Mendekati ujian akhir semester tidak ada guru yang absen sama sekali dalam satu bulan ini, tugas sekolah juga ikut menumpuk membuat pikiran Ajeng semakin kusut.
Saat bel tanda istirahat berbunyi Ajeng menghembuskan napas lega, ketika guru benar-benar sudah keluar kelas Ajeng merebahkan kepalanya di atas meja.
Wita menepuk pundak Ajeng untuk keluar dan karena dia butuh energi Ajeng mengikuti Wita dan Andini yang ingin ke kantin.
"Wit traktir ya," kata Ajeng dan Wita mengangguk sambil memberikan jempolnya.
Saat menuju ke kantin Ajeng bisa melihat Ibra yang tengah bermain bola bakset seorang diri, banyak wanita yang berdiri menatap pria itu sambil berbisik-bisik tapi tidak sedikitpun membuat Ibra terusik.
"Ada cowo ganteng main basket jam istirahat begini pasti deh jadi tempat cuci mata gratis !" Wita berseru sambil tertawa bersama Andini.
"Ibra," panggil Ajeng tiba-tiba membuat semua orang terkejut dan menatap kearahnya termasuk dua sahabatnya itu.
Ibra tidak menghiraukan panggilan Ajeng tersebut, dia terus saja bermain hingga Ajeng kesal dan menghampiri pria itu di lapangan basket.
"Ibra," panggil Ajeng lagi saat posisinya sudah dekat namun tetap saja Ibra tidak perduli.
Ajeng sebarnya merasa bersalah, terlebih dia melihat telapak tangan Ibra yang saat ini masih di perban. Ajeng menghalangi Ibra yang ingin memasukkan bola tapi sialnya dia terpeleset hingga nyaris saja tubuhnya menyentuh lantai.

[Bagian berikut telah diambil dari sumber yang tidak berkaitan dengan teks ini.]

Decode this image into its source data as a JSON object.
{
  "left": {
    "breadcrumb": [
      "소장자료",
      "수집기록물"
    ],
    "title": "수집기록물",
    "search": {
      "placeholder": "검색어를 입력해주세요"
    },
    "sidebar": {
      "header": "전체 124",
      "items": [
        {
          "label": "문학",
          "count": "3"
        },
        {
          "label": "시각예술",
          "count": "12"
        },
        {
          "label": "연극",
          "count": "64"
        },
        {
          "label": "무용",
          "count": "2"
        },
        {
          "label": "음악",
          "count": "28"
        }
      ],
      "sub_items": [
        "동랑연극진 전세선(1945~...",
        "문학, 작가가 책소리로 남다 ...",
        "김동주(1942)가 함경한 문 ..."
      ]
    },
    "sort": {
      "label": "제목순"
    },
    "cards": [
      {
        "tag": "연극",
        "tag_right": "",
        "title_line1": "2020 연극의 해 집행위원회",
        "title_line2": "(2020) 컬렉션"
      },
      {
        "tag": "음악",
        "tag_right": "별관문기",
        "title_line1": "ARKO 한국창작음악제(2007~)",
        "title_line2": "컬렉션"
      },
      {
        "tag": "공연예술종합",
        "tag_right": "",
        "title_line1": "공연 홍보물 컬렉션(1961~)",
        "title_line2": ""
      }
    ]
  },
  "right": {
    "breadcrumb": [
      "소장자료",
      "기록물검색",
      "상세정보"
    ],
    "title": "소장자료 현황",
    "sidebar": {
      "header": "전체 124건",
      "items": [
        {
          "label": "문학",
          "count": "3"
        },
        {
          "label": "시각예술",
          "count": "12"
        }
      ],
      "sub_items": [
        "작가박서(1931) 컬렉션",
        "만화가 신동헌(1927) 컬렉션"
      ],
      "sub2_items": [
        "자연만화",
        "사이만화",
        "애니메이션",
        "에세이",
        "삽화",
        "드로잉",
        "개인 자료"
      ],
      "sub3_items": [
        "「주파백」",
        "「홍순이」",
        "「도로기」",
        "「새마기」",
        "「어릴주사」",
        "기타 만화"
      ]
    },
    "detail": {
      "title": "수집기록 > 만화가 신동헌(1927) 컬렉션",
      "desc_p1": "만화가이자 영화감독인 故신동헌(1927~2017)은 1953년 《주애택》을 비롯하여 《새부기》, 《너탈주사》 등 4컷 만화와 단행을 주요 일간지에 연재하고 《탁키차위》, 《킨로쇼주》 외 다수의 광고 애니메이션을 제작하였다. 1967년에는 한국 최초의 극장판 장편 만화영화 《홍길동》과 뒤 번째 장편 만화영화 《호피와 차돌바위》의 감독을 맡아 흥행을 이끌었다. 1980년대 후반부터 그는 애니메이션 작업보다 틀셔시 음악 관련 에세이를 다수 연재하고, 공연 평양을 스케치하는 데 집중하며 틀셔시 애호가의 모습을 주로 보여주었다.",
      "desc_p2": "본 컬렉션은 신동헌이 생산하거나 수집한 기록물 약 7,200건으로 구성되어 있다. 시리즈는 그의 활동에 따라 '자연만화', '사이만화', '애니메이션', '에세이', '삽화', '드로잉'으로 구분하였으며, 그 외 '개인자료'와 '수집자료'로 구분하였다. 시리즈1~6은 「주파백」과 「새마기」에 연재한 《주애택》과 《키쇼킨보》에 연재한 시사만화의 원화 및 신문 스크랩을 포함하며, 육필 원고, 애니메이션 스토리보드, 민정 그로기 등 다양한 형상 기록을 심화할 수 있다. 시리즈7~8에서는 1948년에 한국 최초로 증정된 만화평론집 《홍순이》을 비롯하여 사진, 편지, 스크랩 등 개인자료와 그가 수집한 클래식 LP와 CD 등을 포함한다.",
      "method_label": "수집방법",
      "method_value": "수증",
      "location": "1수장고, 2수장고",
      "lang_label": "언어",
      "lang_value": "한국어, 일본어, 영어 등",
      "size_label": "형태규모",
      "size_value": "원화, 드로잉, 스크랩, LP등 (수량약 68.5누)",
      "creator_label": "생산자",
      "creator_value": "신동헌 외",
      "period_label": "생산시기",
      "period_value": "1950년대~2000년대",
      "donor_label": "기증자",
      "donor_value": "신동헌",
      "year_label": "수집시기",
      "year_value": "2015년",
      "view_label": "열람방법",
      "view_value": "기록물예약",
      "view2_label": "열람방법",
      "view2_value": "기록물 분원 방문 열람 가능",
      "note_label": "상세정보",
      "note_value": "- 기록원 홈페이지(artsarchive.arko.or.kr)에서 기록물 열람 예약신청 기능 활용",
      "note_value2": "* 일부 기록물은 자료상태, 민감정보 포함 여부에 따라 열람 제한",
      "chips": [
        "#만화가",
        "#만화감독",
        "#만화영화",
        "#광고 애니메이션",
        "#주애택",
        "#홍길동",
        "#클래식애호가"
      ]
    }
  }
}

Untung saja Ibra dengan sigap menahan tubuh Ajeng, pandangan mereka terkunci Ajeng jadi salah tingkah lalu segera membenarkan posisinya. Wita dan Andini yang melihat itu tertawa, sementara para siswi lainnya mulai mencibir Ajeng.
"Lo mau apa ?" tanya Ibra sehingga Ajeng mengerjapkan matanya.
"Mau bicara sebentar boleh ?"
"Lo udah mau bicara sama gue ?"
Ajeng mengerucutkan bibirnya dan tanpa aba-aba Ibra menarik lengan Ajeng menuju kantin bersamanya diikuti Wita dan Andini.
Ibra memesan makanan untuk mereka semua sementara Ajeng juga bingung apa yang ingin dia bicarakan kepada Ibra. Maksudnya bagaimana cara dia membuka percakapan untuk minta maaf.
"Masih sakit ya ?" tanya Ajeng melihat arah perban di telapak tangan Ibra.
"Tidak ingin meminta maaf ?" Bukan jawaban yang diberikan Ibra malah menyindir Ajeng.
"Ini bocil ngeselin banget sih !?"
"Coba lihat siapa yang paling kecil di meja ini." Ibra membalas, merasa paling pendek di antara Wita Ibra dan Andini Ajeng jadi kesal dengan Ibra, niatnya mau minta maaf malah dia ingin meninju wajah Ibra saat ini.
"Sussstt... Ini di hadapan kita sudah ada makanan, ayo dimakan pamali ribut di depan makanan." Wita memperingati.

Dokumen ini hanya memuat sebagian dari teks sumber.